Figure 2. Effects of FSH (25 ng/ml) and hCG (1000 ng/ml) on human MSCs adhesion and proliferation

(A). Adhesion of MSCs in MTT assays at 30 min - 3h. At each time point, mean ± SD is shown, n = 4; ** indicates p < 0.01. (B). Effects on proliferation. After plating MSCs for 4, 12, or 24 h cell proliferation was measured using MTT. Mean ± SD, n = 4; ** indicates p < 0.01. (C). Live images of control and treated MSCs at 24 h time point. (D). Mitotic events in MSCs treated with FSH and hCG. Events were counted from phase images by observers blinded to conditions studied. Mean ±SD, n = 12; * p < 0.05 relative to the control.
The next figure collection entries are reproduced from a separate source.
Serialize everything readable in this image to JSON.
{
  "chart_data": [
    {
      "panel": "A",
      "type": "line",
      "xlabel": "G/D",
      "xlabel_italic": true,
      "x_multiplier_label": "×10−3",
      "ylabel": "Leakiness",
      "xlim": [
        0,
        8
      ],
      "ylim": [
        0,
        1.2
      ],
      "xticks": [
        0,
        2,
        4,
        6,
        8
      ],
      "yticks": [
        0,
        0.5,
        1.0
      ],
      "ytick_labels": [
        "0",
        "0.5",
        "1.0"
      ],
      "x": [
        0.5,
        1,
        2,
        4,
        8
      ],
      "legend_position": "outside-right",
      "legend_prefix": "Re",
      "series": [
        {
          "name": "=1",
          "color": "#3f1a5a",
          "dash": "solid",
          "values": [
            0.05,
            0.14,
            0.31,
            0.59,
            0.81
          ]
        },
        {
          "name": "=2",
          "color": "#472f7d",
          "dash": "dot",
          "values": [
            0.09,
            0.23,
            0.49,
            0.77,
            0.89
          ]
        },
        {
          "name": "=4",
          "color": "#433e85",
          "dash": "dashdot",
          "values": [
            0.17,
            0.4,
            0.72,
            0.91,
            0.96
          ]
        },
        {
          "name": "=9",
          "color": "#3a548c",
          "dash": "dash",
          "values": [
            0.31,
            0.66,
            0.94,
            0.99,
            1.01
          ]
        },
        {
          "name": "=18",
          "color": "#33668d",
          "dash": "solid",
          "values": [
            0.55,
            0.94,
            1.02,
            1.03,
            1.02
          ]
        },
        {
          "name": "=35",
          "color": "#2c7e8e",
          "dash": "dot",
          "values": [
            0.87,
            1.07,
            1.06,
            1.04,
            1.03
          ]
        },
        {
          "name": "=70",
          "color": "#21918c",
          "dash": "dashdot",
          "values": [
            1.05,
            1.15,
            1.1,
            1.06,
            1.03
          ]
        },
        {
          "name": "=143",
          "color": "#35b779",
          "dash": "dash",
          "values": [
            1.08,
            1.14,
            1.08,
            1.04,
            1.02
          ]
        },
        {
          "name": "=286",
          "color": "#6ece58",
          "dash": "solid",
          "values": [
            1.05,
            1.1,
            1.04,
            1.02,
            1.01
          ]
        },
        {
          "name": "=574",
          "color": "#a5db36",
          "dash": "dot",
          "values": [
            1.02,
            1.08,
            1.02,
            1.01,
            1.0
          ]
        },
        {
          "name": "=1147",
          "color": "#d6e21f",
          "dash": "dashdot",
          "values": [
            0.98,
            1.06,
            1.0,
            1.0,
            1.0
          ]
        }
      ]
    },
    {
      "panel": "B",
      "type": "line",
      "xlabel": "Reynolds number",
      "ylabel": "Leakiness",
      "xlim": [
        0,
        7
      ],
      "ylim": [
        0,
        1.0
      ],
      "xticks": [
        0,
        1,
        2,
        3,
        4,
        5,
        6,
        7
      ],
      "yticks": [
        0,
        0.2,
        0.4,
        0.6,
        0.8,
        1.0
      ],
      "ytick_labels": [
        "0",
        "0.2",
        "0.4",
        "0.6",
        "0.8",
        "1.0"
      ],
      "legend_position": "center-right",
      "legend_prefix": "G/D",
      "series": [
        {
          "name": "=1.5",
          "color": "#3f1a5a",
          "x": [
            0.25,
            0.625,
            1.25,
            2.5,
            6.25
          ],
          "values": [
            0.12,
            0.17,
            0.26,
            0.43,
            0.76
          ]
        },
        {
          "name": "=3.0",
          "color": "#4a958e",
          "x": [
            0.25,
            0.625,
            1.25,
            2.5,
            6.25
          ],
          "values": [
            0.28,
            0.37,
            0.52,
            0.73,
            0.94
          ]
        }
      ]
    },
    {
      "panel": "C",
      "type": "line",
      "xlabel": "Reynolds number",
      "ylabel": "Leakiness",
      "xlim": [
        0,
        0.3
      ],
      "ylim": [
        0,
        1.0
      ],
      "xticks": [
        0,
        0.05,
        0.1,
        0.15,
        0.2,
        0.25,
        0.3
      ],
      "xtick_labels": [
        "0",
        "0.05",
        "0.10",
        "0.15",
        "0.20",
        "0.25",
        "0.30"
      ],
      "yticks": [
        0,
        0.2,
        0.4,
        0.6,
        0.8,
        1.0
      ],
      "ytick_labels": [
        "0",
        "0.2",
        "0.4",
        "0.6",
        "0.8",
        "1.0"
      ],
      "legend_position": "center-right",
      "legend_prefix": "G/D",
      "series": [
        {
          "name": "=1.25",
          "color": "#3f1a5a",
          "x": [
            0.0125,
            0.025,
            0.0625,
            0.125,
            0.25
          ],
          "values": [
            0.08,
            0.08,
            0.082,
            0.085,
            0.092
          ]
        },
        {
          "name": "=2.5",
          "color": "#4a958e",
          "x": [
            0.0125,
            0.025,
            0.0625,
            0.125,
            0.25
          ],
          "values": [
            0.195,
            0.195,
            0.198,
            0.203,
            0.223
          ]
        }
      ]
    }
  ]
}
Figure 3. Effects of MSCs transfection with FSH-R RNAi on FSH-R mRNA expression, protein expression, and on cell proliferation

(A). FSH-R mRNA in MSCs after 24 h of transfection. The band at 320 bp is the type 1 isoform; the band at 140 bp is the type 2 isoform. (B). FSH-R protein in MSCs. Immunoblotting of lysates after 48 h of transfection. (C). Proliferative response of MSCs to FSH or hCG after transfection with FSH-R RNAi. MSCs were transfected with FSH-R RNAi or scrambled control RNAi for 48 h followed by 12 h treatment with FSH or hCG. Proliferation was measured by MTT assay (** p < 0.01 relative to scrambled control RNAi; n = 4, mean ± SD).

Figure 4. Osteoblast differentiation with and without FSH or hCG

(A–B). Alkaline phosphatase activity in MSCs cultured in bone differentiation medium, B, relative to growth medium, A. (C). Mineral deposition (black) demonstrated by optical density in transmitted light. One of two duplicate cultures with similar results is shown. Fields are 0.5 cm across. (D–H). QPCR analysis for osteoblast specific gene expression in MSCs treated with FSH or hCG. All assays were normalized to GAPDH. One of three experiments with similar findings is shown.

Figure 5. Erk1/2 phosphorylation with and without FSH or hCG treatment in growing MSCs

(A). Immunoblotting of lysates of MSCs treated with FSH or hCG for 10 min. (B). c-Myc and p27 protein expression in MSCs after addition of FSH or hCG for 24 h. One of three blots with similar findings is shown. (C–D). Effects of MSCs transfection with FSH-R RNAi on Erk1/2 phosphorylation. MSCs were transfected with FSH-R RNAi or control scrambled RNAi for 48 h followed by 10 min treatment with FSH or hCG. One of two blots with similar findings is shown.